AdamWill notes a Mandriva press release with the news that the government of Nigeria has selected Intel-powered classmate PCs running Mandriva Linux for educational use in a nationwide pilot. About 17,000 machines will be involved at first. We can only wonder at the maneuvering and negotiations that went on with the OLPC project. The latter had its first announced order for 100,000 XO machines, from Uruguay, with a potential for 400,000 over time. The bigger news out of OLPC is that Microsoft is porting XP to the platform, and chairman Nicholas Negroponte says that's fine with him: "It would be hard for OLPC to say it was 'open' and then be closed to Microsoft. Open means open."

7 of 121 comments (clear)

  1. I ask for your advice by Anonymous Coward · · Score: 5, Funny
    I just got an email from son of the former Education Minister of Nigeria.
    In the mail he states that he has recently acquired 17000 classmate laptops
    (seventeen thousand US laptops) and he is trying to get them out of the country.
    He is asking for my assistance and I shall be rewarded greatly (5000 laptops).
    To cover up the expenses he is asking me to send five Packard Bell notebooks
    with Windows Vista Home Premium.

    What should I do? Is this some kind of scam?
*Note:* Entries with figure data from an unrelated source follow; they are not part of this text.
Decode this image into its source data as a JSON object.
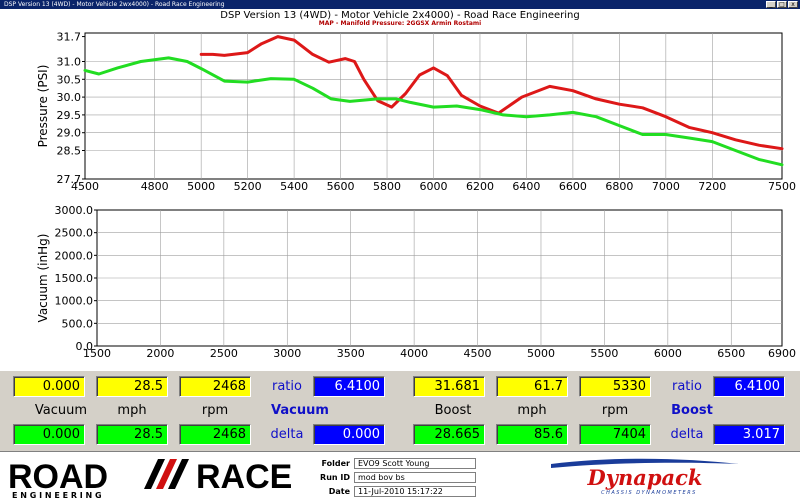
{
  "window": {
    "title": "DSP Version 13 (4WD) - Motor Vehicle 2wx4000) - Road Race Engineering",
    "controls": [
      "_",
      "□",
      "x"
    ]
  },
  "chart_header": {
    "title": "DSP Version 13 (4WD) - Motor Vehicle 2x4000) - Road Race Engineering",
    "subtitle": "MAP - Manifold Pressure: 2GGSX Armin Rostami"
  },
  "colors": {
    "red_series": "#dd1818",
    "green_series": "#22dd22",
    "grid": "#a0a0a0",
    "panel_bg": "#d4d0c8",
    "title_bar": "#0a246a"
  },
  "chart_data": [
    {
      "type": "line",
      "ylabel": "Pressure (PSI)",
      "xlabel": "",
      "xlim": [
        4500,
        7500
      ],
      "ylim": [
        27.7,
        31.8
      ],
      "x_ticks": [
        4500,
        4800,
        5000,
        5200,
        5400,
        5600,
        5800,
        6000,
        6200,
        6400,
        6600,
        6800,
        7000,
        7200,
        7500
      ],
      "y_ticks": [
        "31.7",
        "31.0",
        "30.5",
        "30.0",
        "29.5",
        "29.0",
        "28.5",
        "27.7"
      ],
      "y_tick_values": [
        31.7,
        31.0,
        30.5,
        30.0,
        29.5,
        29.0,
        28.5,
        27.7
      ],
      "grid": true,
      "series": [
        {
          "color": "#dd1818",
          "x": [
            5000,
            5050,
            5100,
            5200,
            5260,
            5330,
            5400,
            5480,
            5550,
            5620,
            5660,
            5700,
            5760,
            5820,
            5880,
            5940,
            6000,
            6060,
            6120,
            6200,
            6280,
            6380,
            6500,
            6600,
            6700,
            6800,
            6900,
            7000,
            7100,
            7200,
            7300,
            7400,
            7500
          ],
          "y": [
            31.2,
            31.2,
            31.17,
            31.25,
            31.5,
            31.7,
            31.6,
            31.2,
            30.98,
            31.08,
            31.0,
            30.5,
            29.9,
            29.72,
            30.1,
            30.62,
            30.82,
            30.6,
            30.05,
            29.75,
            29.55,
            30.0,
            30.3,
            30.18,
            29.95,
            29.8,
            29.7,
            29.45,
            29.15,
            29.0,
            28.8,
            28.65,
            28.55
          ]
        },
        {
          "color": "#22dd22",
          "x": [
            4500,
            4560,
            4640,
            4740,
            4860,
            4940,
            5000,
            5100,
            5200,
            5300,
            5400,
            5480,
            5560,
            5640,
            5760,
            5840,
            5900,
            6000,
            6100,
            6200,
            6300,
            6400,
            6500,
            6600,
            6700,
            6800,
            6900,
            7000,
            7100,
            7200,
            7300,
            7400,
            7500
          ],
          "y": [
            30.75,
            30.65,
            30.82,
            31.0,
            31.1,
            31.0,
            30.8,
            30.45,
            30.42,
            30.52,
            30.5,
            30.25,
            29.95,
            29.88,
            29.95,
            29.95,
            29.85,
            29.72,
            29.75,
            29.65,
            29.5,
            29.45,
            29.5,
            29.57,
            29.45,
            29.2,
            28.95,
            28.95,
            28.85,
            28.75,
            28.5,
            28.25,
            28.1
          ]
        }
      ]
    },
    {
      "type": "line",
      "ylabel": "Vacuum (inHg)",
      "xlabel": "",
      "xlim": [
        1500,
        6900
      ],
      "ylim": [
        0,
        3000
      ],
      "x_ticks": [
        1500,
        2000,
        2500,
        3000,
        3500,
        4000,
        4500,
        5000,
        5500,
        6000,
        6500,
        6900
      ],
      "y_ticks": [
        "3000.0",
        "2500.0",
        "2000.0",
        "1500.0",
        "1000.0",
        "500.0",
        "0.0"
      ],
      "y_tick_values": [
        3000,
        2500,
        2000,
        1500,
        1000,
        500,
        0
      ],
      "grid": true,
      "series": []
    }
  ],
  "readouts": {
    "vacuum": {
      "top": {
        "vacuum": "0.000",
        "mph": "28.5",
        "rpm": "2468",
        "ratio_label": "ratio",
        "ratio": "6.4100"
      },
      "labels": {
        "vacuum": "Vacuum",
        "mph": "mph",
        "rpm": "rpm",
        "section": "Vacuum"
      },
      "bottom": {
        "vacuum": "0.000",
        "mph": "28.5",
        "rpm": "2468",
        "delta_label": "delta",
        "delta": "0.000"
      }
    },
    "boost": {
      "top": {
        "boost": "31.681",
        "mph": "61.7",
        "rpm": "5330",
        "ratio_label": "ratio",
        "ratio": "6.4100"
      },
      "labels": {
        "boost": "Boost",
        "mph": "mph",
        "rpm": "rpm",
        "section": "Boost"
      },
      "bottom": {
        "boost": "28.665",
        "mph": "85.6",
        "rpm": "7404",
        "delta_label": "delta",
        "delta": "3.017"
      }
    }
  },
  "footer": {
    "logo_left": {
      "word1": "ROAD",
      "word2": "RACE",
      "tagline": "E N G I N E E R I N G"
    },
    "info": [
      {
        "label": "Folder",
        "value": "EVO9 Scott Young"
      },
      {
        "label": "Run ID",
        "value": "mod bov bs"
      },
      {
        "label": "Date",
        "value": "11-Jul-2010 15:17:22"
      }
    ],
    "logo_right": {
      "brand": "Dynapack",
      "tagline": "CHASSIS DYNAMOMETERS"
    }
  }
}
    1. Re:I ask for your advice by sammyF70 · · Score: 2, Funny

      I'd be carefull if it didn't have any spelling errors in the mail body. Legit offers of that types are recognized by at least 3 typos or grammatical errors/paragraph.

      --
      "DRM is like the Ford Pinto: it's a smooth ride, right up the point at which it explodes and ruins your day."-C.Doctorow
  2. I have a bad feeling about this by eln · · Score: 4, Funny

    I don't know if I like how this project is being rolled out. For example, the Nigerian government has said they will pay for these laptops with part of the proceeds from a bank account containing $500,000,000 left by a rich oil baron who was killed in a car accident and left no heir. However, they are asking Negroponte to pose as this guy's heir, and also to give them a few thousand dollars for documentation fees and the like. I just don't see this thing turning out well.

  3. Re:Why not Vista?? by BUL2294 · · Score: 4, Funny

    Are you serious? Even Microsoft knows better than to submit 3rd-world kids to "the wow is now..."
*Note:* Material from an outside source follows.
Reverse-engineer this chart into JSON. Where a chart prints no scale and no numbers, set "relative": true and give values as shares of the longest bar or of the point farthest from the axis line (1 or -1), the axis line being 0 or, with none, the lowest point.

    Check the specs from http://www.classmatepc.com/ ... 900Mhz, 0 L2 (prominently featured on the page for some reason), 256MB RAM, 1 or 2GB flash, 800x480 screen. Somehow the 2GB version incredibly manages to fit XP Pro (why Pro?) and MS-Office.

    Vista would look at this configuration and show a screen of Bill Gates laughing at the user. Hell I doubt even M$ could trim Vista down enough to run in such a configuration, given the bloated piece of crap Vista is. (I wonder what Vista's "experience rating" would be--0.2?)

    --
    Windows 3.1x calc: 3.11 - 3.10 = 0.00
  4. Heh... by Otter · · Score: 1, Funny
    Between here and Reddit, I probably picked up 50 negative moderation points during 2007 for daring to question OLPC's predictions of 13 jillion computers shipped by year's end. (The fact that Nicholas Negroponte seemed completely oblivious to whether the governments with whom he had shaky agreements (Thaksin, Hamas) were even still in power was a tipoff.)

    I predict that 2008 will provide similar opportunities to bleed karma; also, it's going to be The Year Of Linux On The Desktop!

  5. I predict: by E.+Edward+Grey · · Score: 3, Funny

    In 10 years, every IT department is going to say "Why buy Windows servers, when I can get a free or nearly free server OS that's more stable, run it on cheaper hardware with half the horsepower, and hire a Nigerian immigrant who knows it inside and out to administer it?"

    --

    ---don't make me break out my red pen.

    1. Re:I predict: by tzhuge · · Score: 3, Funny

      Also: "Why use grid power, when that same Nigerian immigrant can hand crank that server?" Server admins typing with one hand will be even more standard than it is now.